Approval in patients with nonmetastatic castration-resistant prostate cancer was based on the randomized, multicenter PROSPER clinical trial, which randomized 1,401 patients to receive either enzalutamide or placebo orally once daily. Patients continued on gonadotropin-releasing hormone therapy or had prior bilateral orchiectomy. The trial demonstrated a statistically significant improvement in metastasis-free survival for patients receiving enzalutamide compared with those receiving placebo, with a median metastasis-free survival of 36.6 and 14.7 months, respectively.
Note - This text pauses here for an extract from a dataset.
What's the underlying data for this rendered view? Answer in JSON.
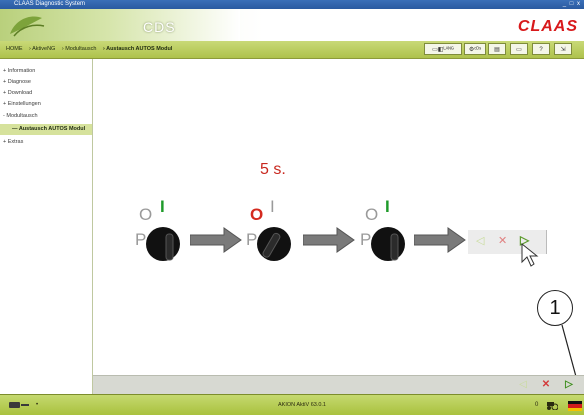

The most common adverse reactions (≥ 10%) that occurred more frequently (≥ 2% over placebo) in the enzalutamide-treated patients in the PROSPER trial were asthenia/fatigue, hot flush, hypertension, dizziness, nausea, and falls. Grade 3 or higher adverse reactions were reported in 31% of men treated with enzalutamide plus androgen-deprivation therapy and in 23% of men treated with androgen-deprivation therapy alone.
Data from the PROSPER trial were recently published in The New England Journal of Medicine.